South Korea has reiterated its plans to terminate a military intelligence-sharing pact with Japan, a symbolic deal between the two major U.S. allies.
"Our position on the termination of GSOMIA hasn't changed," according to a presidential Blue House official who declined to be identified, confirming the Nov. 23 termination of the General Security of Military Information Agreement signed three years ago. "We don't think the termination would weaken the alliance with the U.S."
The report followed Foreign Minister Kang Kyung-wha's comments at parliament earlier in the day, where she said the decision "disappointed" the U.S., and Seoul would reconsider the termination of the pact if Japan cancels its July move to restrict exports to South Korea.
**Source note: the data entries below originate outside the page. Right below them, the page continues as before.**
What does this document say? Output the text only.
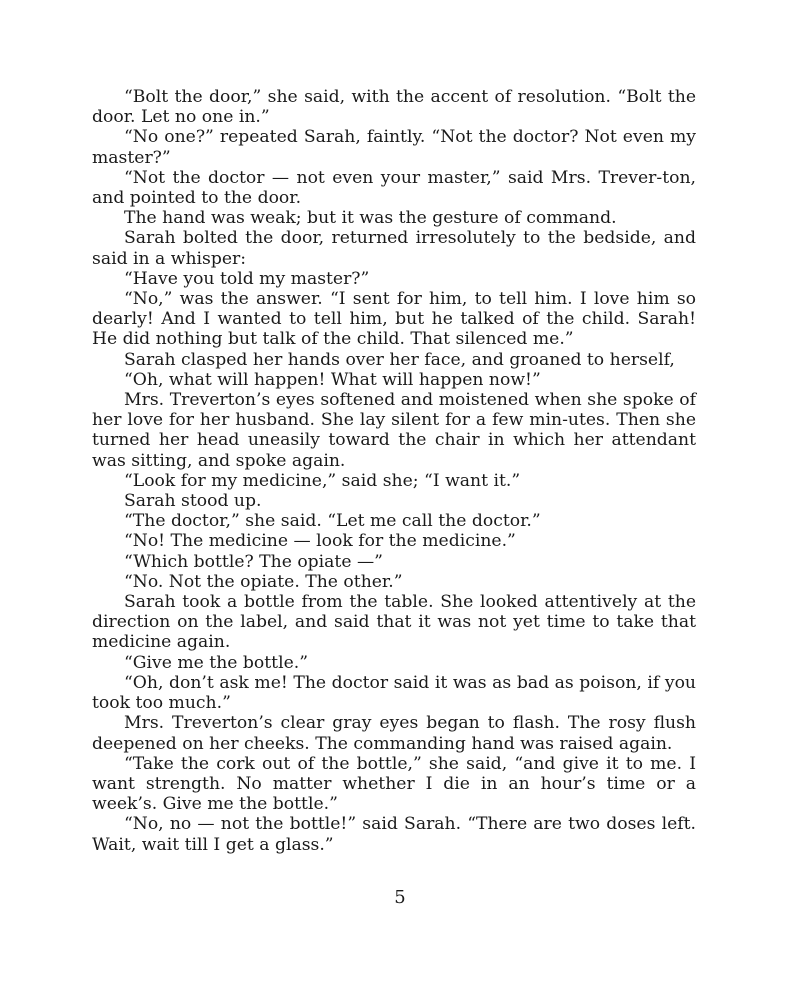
“Bolt the door,” she said, with the accent of resolution. “Bolt the door. Let no one in.”

“No one?” repeated Sarah, faintly. “Not the doctor? Not even my master?”

“Not the doctor — not even your master,” said Mrs. Trever-ton, and pointed to the door.

The hand was weak; but it was the gesture of command.

Sarah bolted the door, returned irresolutely to the bedside, and said in a whisper:

“Have you told my master?”

“No,” was the answer. “I sent for him, to tell him. I love him so dearly! And I wanted to tell him, but he talked of the child. Sarah! He did nothing but talk of the child. That silenced me.”

Sarah clasped her hands over her face, and groaned to herself,

“Oh, what will happen! What will happen now!”

Mrs. Treverton’s eyes softened and moistened when she spoke of her love for her husband. She lay silent for a few min-utes. Then she turned her head uneasily toward the chair in which her attendant was sitting, and spoke again.

“Look for my medicine,” said she; “I want it.”

Sarah stood up.

“The doctor,” she said. “Let me call the doctor.”

“No! The medicine — look for the medicine.”

“Which bottle? The opiate —”

“No. Not the opiate. The other.”

Sarah took a bottle from the table. She looked attentively at the direction on the label, and said that it was not yet time to take that medicine again.

“Give me the bottle.”

“Oh, don’t ask me! The doctor said it was as bad as poison, if you took too much.”

Mrs. Treverton’s clear gray eyes began to flash. The rosy flush deepened on her cheeks. The commanding hand was raised again.

“Take the cork out of the bottle,” she said, “and give it to me. I want strength. No matter whether I die in an hour’s time or a week’s. Give me the bottle.”

“No, no — not the bottle!” said Sarah. “There are two doses left. Wait, wait till I get a glass.”

5
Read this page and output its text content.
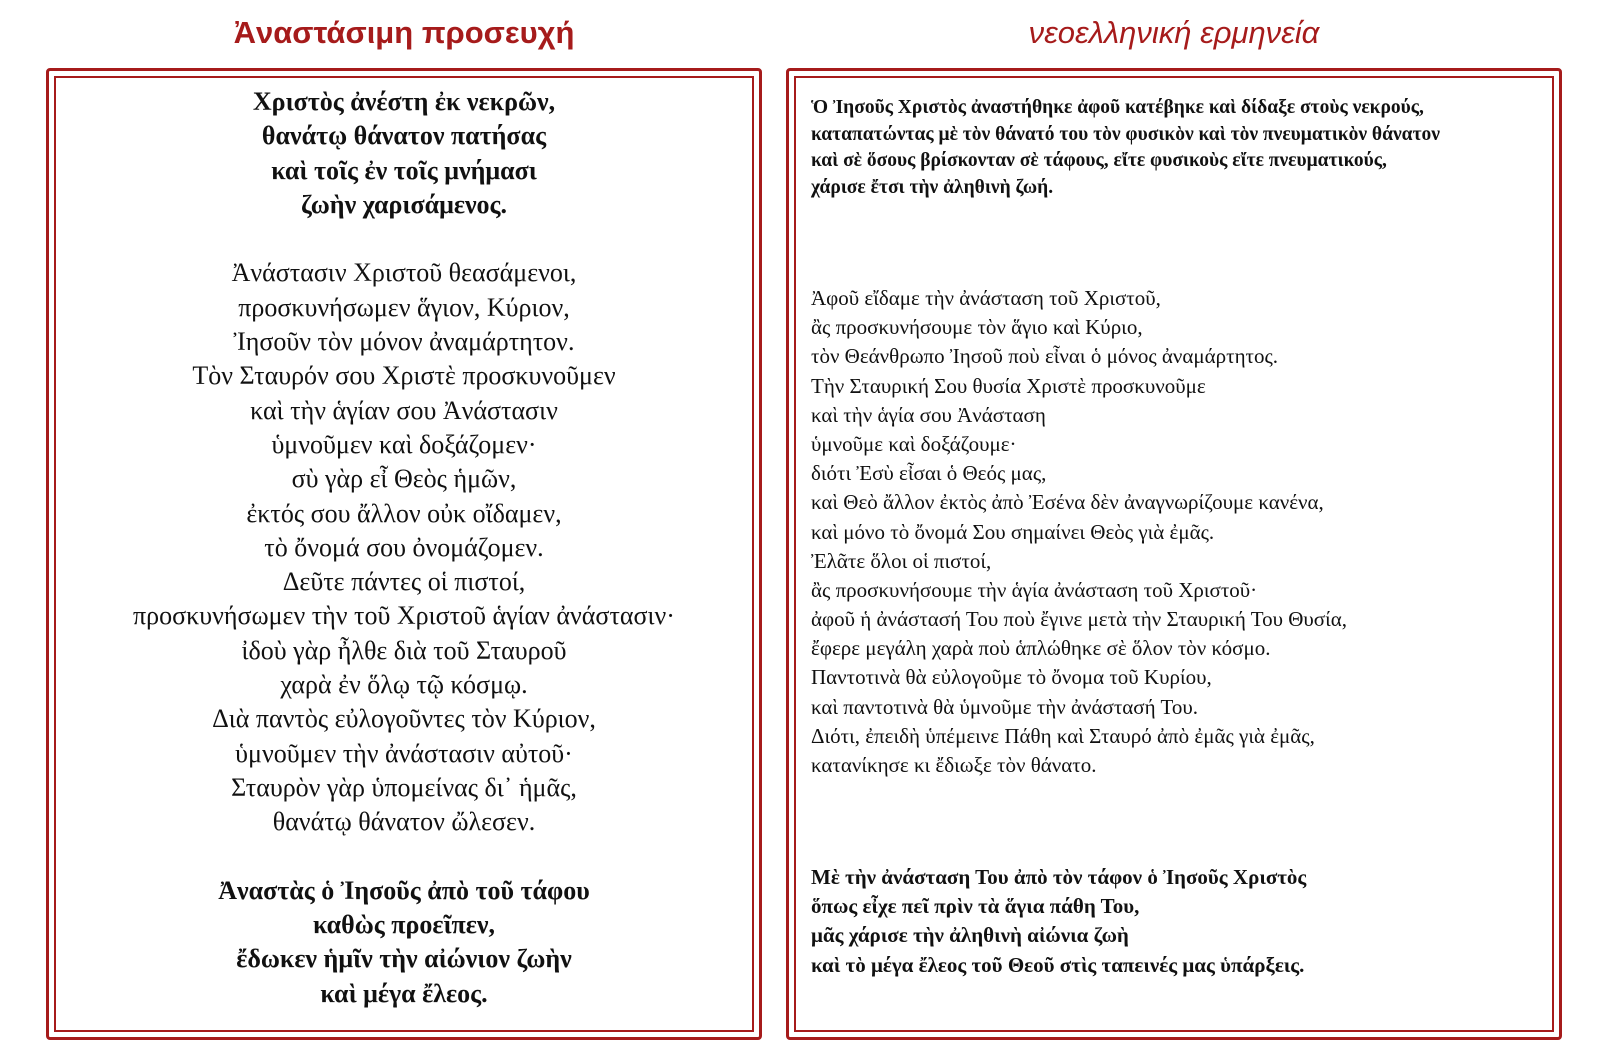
Ἀναστάσιμη προσευχή	νεοελληνική ερμηνεία
Χριστὸς ἀνέστη ἐκ νεκρῶν,
θανάτῳ θάνατον πατήσας
καὶ τοῖς ἐν τοῖς μνήμασι
ζωὴν χαρισάμενος.
Ἀνάστασιν Χριστοῦ θεασάμενοι,
προσκυνήσωμεν ἅγιον, Κύριον,
Ἰησοῦν τὸν μόνον ἀναμάρτητον.
Τὸν Σταυρόν σου Χριστὲ προσκυνοῦμεν
καὶ τὴν ἁγίαν σου Ἀνάστασιν
ὑμνοῦμεν καὶ δοξάζομεν·
σὺ γὰρ εἶ Θεὸς ἡμῶν,
ἐκτός σου ἄλλον οὐκ οἴδαμεν,
τὸ ὄνομά σου ὀνομάζομεν.
Δεῦτε πάντες οἱ πιστοί,
προσκυνήσωμεν τὴν τοῦ Χριστοῦ ἁγίαν ἀνάστασιν·
ἰδοὺ γὰρ ἦλθε διὰ τοῦ Σταυροῦ
χαρὰ ἐν ὅλῳ τῷ κόσμῳ.
Διὰ παντὸς εὐλογοῦντες τὸν Κύριον,
ὑμνοῦμεν τὴν ἀνάστασιν αὐτοῦ·
Σταυρὸν γὰρ ὑπομείνας δι᾽ ἡμᾶς,
θανάτῳ θάνατον ὤλεσεν.
Ἀναστὰς ὁ Ἰησοῦς ἀπὸ τοῦ τάφου
καθὼς προεῖπεν,
ἔδωκεν ἡμῖν τὴν αἰώνιον ζωὴν
καὶ μέγα ἔλεος.
Ὁ Ἰησοῦς Χριστὸς ἀναστήθηκε ἀφοῦ κατέβηκε καὶ δίδαξε στοὺς νεκρούς,
καταπατώντας μὲ τὸν θάνατό του τὸν φυσικὸν καὶ τὸν πνευματικὸν θάνατον
καὶ σὲ ὅσους βρίσκονταν σὲ τάφους, εἴτε φυσικοὺς εἴτε πνευματικούς,
χάρισε ἔτσι τὴν ἀληθινὴ ζωή.
Ἀφοῦ εἴδαμε τὴν ἀνάσταση τοῦ Χριστοῦ,
ἂς προσκυνήσουμε τὸν ἅγιο καὶ Κύριο,
τὸν Θεάνθρωπο Ἰησοῦ ποὺ εἶναι ὁ μόνος ἀναμάρτητος.
Τὴν Σταυρική Σου θυσία Χριστὲ προσκυνοῦμε
καὶ τὴν ἁγία σου Ἀνάσταση
ὑμνοῦμε καὶ δοξάζουμε·
διότι Ἐσὺ εἶσαι ὁ Θεός μας,
καὶ Θεὸ ἄλλον ἐκτὸς ἀπὸ Ἐσένα δὲν ἀναγνωρίζουμε κανένα,
καὶ μόνο τὸ ὄνομά Σου σημαίνει Θεὸς γιὰ ἐμᾶς.
Ἐλᾶτε ὅλοι οἱ πιστοί,
ἂς προσκυνήσουμε τὴν ἁγία ἀνάσταση τοῦ Χριστοῦ·
ἀφοῦ ἡ ἀνάστασή Του ποὺ ἔγινε μετὰ τὴν Σταυρική Του Θυσία,
ἔφερε μεγάλη χαρὰ ποὺ ἁπλώθηκε σὲ ὅλον τὸν κόσμο.
Παντοτινὰ θὰ εὐλογοῦμε τὸ ὄνομα τοῦ Κυρίου,
καὶ παντοτινὰ θὰ ὑμνοῦμε τὴν ἀνάστασή Του.
Διότι, ἐπειδὴ ὑπέμεινε Πάθη καὶ Σταυρό ἀπὸ ἐμᾶς γιὰ ἐμᾶς,
κατανίκησε κι ἔδιωξε τὸν θάνατο.
Μὲ τὴν ἀνάσταση Του ἀπὸ τὸν τάφον ὁ Ἰησοῦς Χριστὸς
ὅπως εἶχε πεῖ πρὶν τὰ ἅγια πάθη Του,
μᾶς χάρισε τὴν ἀληθινὴ αἰώνια ζωὴ
καὶ τὸ μέγα ἔλεος τοῦ Θεοῦ στὶς ταπεινές μας ὑπάρξεις.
Kang also acknowledged that any decision to terminate the pact would likely benefit China and North Korea, the South's Yonhap news agency reported. Washington has opposed the decision, piling pressure on Seoul to rethink it while also stressing the importance of trilateral security cooperation in the face of Pyongyang's military threats and China's increasing assertiveness.
Kang defended Seoul's decision as an inevitable one at a time of a dispute over trade and history.
"We have sufficiently taken into consideration the possibility that the ramifications of the decision could impose a burden on the handling of other diplomatic relations," she said.
Relations between the two U.S. allies have soured to the worst level in decades since the South Korean Supreme Court ordered a Japanese company to compensate former Korean workers conscripted during the 1910-1945 colonial times. Japan, which says all such claims were settled under a 1965 treaty, responded with tighter checks on exports to South Korea, citing national security concerns. Seoul has also stripped its neighbor from a list of trusted export destinations.